The here and now incarnation of GPT-4 is what it is.
I’m not saying it isn’t useful, powerful, or interesting. I’m saying that needless speculation isn’t helping to inform people of the real dangers that such proselytizing is causing.
AGI folks have to rely on speculation because AGI does not exist. But Goddard and Tsiolkovsky had to rely on speculation because, in their day, rockets didn't exist either. They were ridiculed[1] for suggesting that a vehicle could be propelled through a vacuum to the moon.
But there's speculation of the fantasy sort, and then there's speculation of the well-grounded "this conclusion follows from that one" sort, and the AGI folks seem to be mostly in the second camp.
And yeah, unlike GPT-4, AGI isn't here-and-now. But GPT-2 was an amusing toy in 2019, and GPT-3 was an intriguing curiosity in 2020. In 2014, "computers [didn't] stand a chance against humans" at Go[2], but two years later, it was humans who no longer stood a chance against computers. The here-and-now is changing fast these days. Don't you think it's worth looking even a little bit up the road ahead?
> That’s what makes my day: AGI folks have to rely on myth-making and speculation.
> The here and now incarnation of GPT-4 is what it is.
I like how Robert Miles puts it (he's speaking about Safety in the sense of AI not taking over and/or killing everyone):
"I guess my question for people who don't think AI Safety research should be prioritised is:
What observation would convince you that this is a major problem, which wouldn't also be too late if it in fact was a major problem?"

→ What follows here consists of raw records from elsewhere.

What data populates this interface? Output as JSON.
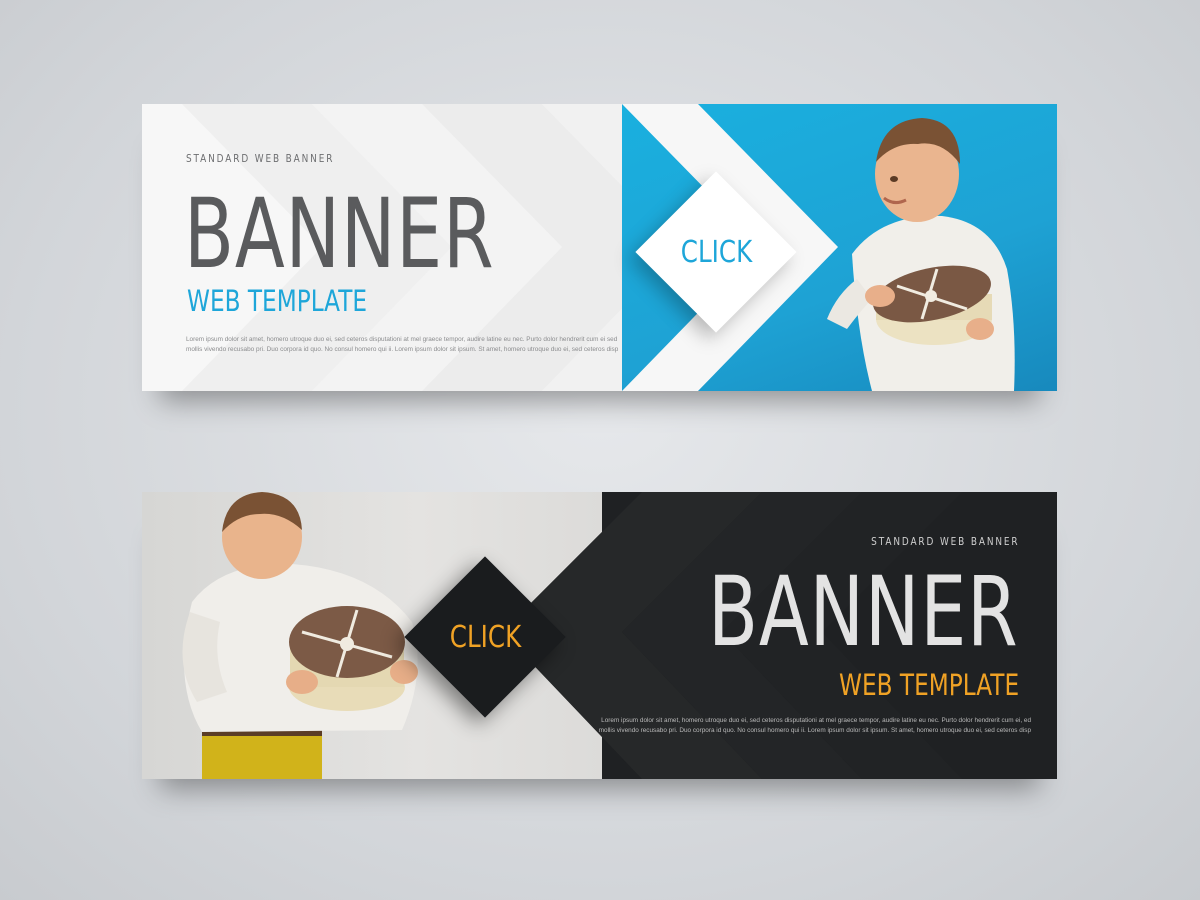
{
  "banners": [
    {
      "eyebrow": "STANDARD WEB BANNER",
      "title": "BANNER",
      "subtitle": "WEB TEMPLATE",
      "button_label": "CLICK",
      "body_lines": [
        "Lorem ipsum dolor sit amet, homero utroque duo ei, sed ceteros disputationi at mel graece tempor, audire latine eu nec. Purto dolor hendrerit cum ei sed",
        "mollis vivendo recusabo pri. Duo corpora id quo. No consul homero qui ii. Lorem ipsum dolor sit ipsum. St amet, homero utroque duo ei, sed ceteros disp"
      ],
      "theme": "light",
      "accent_color": "#1ea6d9",
      "title_color": "#5a5b5d"
    },
    {
      "eyebrow": "STANDARD WEB BANNER",
      "title": "BANNER",
      "subtitle": "WEB TEMPLATE",
      "button_label": "CLICK",
      "body_lines": [
        "Lorem ipsum dolor sit amet, homero utroque duo ei, sed ceteros disputationi at mel graece tempor, audire latine eu nec. Purto dolor hendrerit cum ei, ed",
        "mollis vivendo recusabo pri. Duo corpora id quo. No consul homero qui ii. Lorem ipsum dolor sit ipsum. St amet, homero utroque duo ei, sed ceteros disp"
      ],
      "theme": "dark",
      "accent_color": "#f0a225",
      "title_color": "#e3e3e3"
    }
  ]
}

And what about the possibility of lines of research like Dr. Michael Levin's "Xenobots" converging with RL at some point in the future after further advancements have been made?
If autopoiesis turns out to be necessary for AGI and we embody these systems and embed them in the real world, are they still going to be fancy calculators?
What makes you think that? I don’t believe in magic. Science has brought us many answers and more questions.
An algorithm may perform a task such as building models that allow it to solve complex problems without supervision in training. That doesn’t mean it’s intelligent.
LLM’s are merely tools.
Those with the need, will, and desire to use them for their own ends pose the real threat. State actors who want better weapons, billionaires who want an infallible police force to protect their estates, scammers who want to pull off bigger frauds without detection, etc.
It is already causing undue harm to people around the world. As always it’s those less fortunate that are disproportionately affected.